When the API doesn’t expose this capability, you can approximate it by constructing the chat prompt yourself and removing the EOS token so the model continues from the given prefix. Below is a compact proof-of-concept using Hugging Face Transformers and PyTorch. It builds the chat input, strips the final EOS, then steps token-by-token, letting the model complete the pending tool call arguments.
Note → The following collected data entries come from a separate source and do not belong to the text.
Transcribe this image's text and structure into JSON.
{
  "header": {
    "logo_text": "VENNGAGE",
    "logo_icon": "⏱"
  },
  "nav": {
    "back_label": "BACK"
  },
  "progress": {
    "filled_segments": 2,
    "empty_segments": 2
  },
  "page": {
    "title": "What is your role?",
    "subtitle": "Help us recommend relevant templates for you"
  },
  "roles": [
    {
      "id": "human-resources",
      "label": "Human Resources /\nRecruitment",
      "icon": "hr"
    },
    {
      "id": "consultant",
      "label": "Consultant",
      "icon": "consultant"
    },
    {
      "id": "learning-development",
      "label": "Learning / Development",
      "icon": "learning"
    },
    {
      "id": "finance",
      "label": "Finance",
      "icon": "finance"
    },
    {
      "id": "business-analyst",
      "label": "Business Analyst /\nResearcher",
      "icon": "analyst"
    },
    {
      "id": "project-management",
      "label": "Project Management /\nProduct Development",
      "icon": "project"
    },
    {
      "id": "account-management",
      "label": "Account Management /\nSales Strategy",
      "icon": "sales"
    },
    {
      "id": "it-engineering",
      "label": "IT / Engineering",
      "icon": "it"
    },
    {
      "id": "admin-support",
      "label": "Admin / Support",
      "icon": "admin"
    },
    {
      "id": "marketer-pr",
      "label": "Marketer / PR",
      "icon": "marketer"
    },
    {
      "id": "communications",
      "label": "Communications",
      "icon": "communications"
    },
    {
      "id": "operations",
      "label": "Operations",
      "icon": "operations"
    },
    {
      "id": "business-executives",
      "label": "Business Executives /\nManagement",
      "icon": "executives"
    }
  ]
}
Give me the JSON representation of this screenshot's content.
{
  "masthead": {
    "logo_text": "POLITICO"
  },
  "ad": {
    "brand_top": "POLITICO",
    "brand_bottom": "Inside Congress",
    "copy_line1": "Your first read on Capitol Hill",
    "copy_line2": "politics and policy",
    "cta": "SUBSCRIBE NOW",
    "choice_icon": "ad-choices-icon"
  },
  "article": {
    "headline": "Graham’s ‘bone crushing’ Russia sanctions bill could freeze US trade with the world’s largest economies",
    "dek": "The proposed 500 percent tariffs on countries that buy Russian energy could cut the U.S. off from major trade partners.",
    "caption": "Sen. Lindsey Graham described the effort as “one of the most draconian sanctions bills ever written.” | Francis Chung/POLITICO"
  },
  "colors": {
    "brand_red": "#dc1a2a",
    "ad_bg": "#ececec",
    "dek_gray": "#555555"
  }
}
from transformers import AutoTokenizer, AutoModelForCausalLM
import torch
runtime_device = torch.device("cuda" if torch.cuda.is_available() else "cpu")
print(runtime_device)
repo_id = 'Qwen/Qwen3-0.6B'
tok = AutoTokenizer.from_pretrained(repo_id)
lm = AutoModelForCausalLM.from_pretrained(repo_id).to(runtime_device)
def fetch_file(filename: str) -> str:
    """
    Opens the text document of name "filename".
    Example call:
    fetch_file("example.txt")
    Args:
        filename: The name of the document file
    Returns:
        str: The file contents
    """
    return f"Succesfully opened file \"{filename}\"."
toolset = [fetch_file]
directory_view = """
File Explorer
Available files, use the "*open_file()*" function to open only one:
 - about.txt
 - coding_paper.txt
 - system_requirements.txt
 - updates.txt"""
chat_log = [
    {'role': 'user', 'content': "What's your latest update?"},
    {'role': 'tool', 'content': directory_view},
    {'role': 'assistant', 'content': '<tool_call>\n{"name": "fetch_file", "arguments": {"filename": "'}
]
TOPK = 5
MAX_TOKENS_LIMIT = 32768
def continue_span(dialogue):
    seq_ids = tok.apply_chat_template(
        dialogue,
        tools=toolset,
        return_tensors='pt',
        padding=True,
        truncation=True
    ).to(runtime_device)[:, :-2]  # remove the EOS token
    print(tok.decode(seq_ids[0], skip_special_tokens=False), end='', flush=True)
    while True:
        piece, seq_ids, is_eos = next_symbol(seq_ids)
        if is_eos:
            break
        print(piece, end='', flush=True)
def next_symbol(seq_ids):
    with torch.no_grad():
        out = lm(seq_ids)
    logits = out.logits
    last_step = logits[0, -1, :]
    probs = torch.softmax(last_step, dim=-1)
    topk_probs, topk_indices = torch.topk(probs, TOPK)
    best_id = topk_indices[0].reshape(1,)
    seq_ids = torch.cat([seq_ids, best_id.unsqueeze(0)], dim=-1)
    piece = tok.decode([best_id.item()])
    is_eos = False
    if best_id == tok.eos_token_id:
        is_eos = True
    return piece, seq_ids, is_eos
continue_span(chat_log)

This snippet completes the tool-call argument by continuing the assistant’s partial output. The key is that the terminal token is removed from the assembled chat representation, which lets the model treat the unfinished call as an ongoing sequence rather than a closed turn.

Why this matters

Mid-turn continuation improves formatting consistency and reduces brittle parsing around tool call scaffolding. When the model repeatedly fails to emit the second call, being able to resume generation from inside the assistant message keeps the structure stable and avoids re-prompting tricks that still may not guarantee the desired format.

Takeaways

If you need to force a follow-up tool call from a partially written assistant turn and your chat runtime does not support it, constructing the prompt yourself and continuing past the missing segment is a viable stopgap. The approach above is a proof of concept to finish a tool call; it’s not a tool-execution framework. For production, monitor the platform you use and adopt built-in features like forced tool calls or multiple-choice tools as they become available.

The article is based on a question from StackOverflow by Bob and an answer by Bob.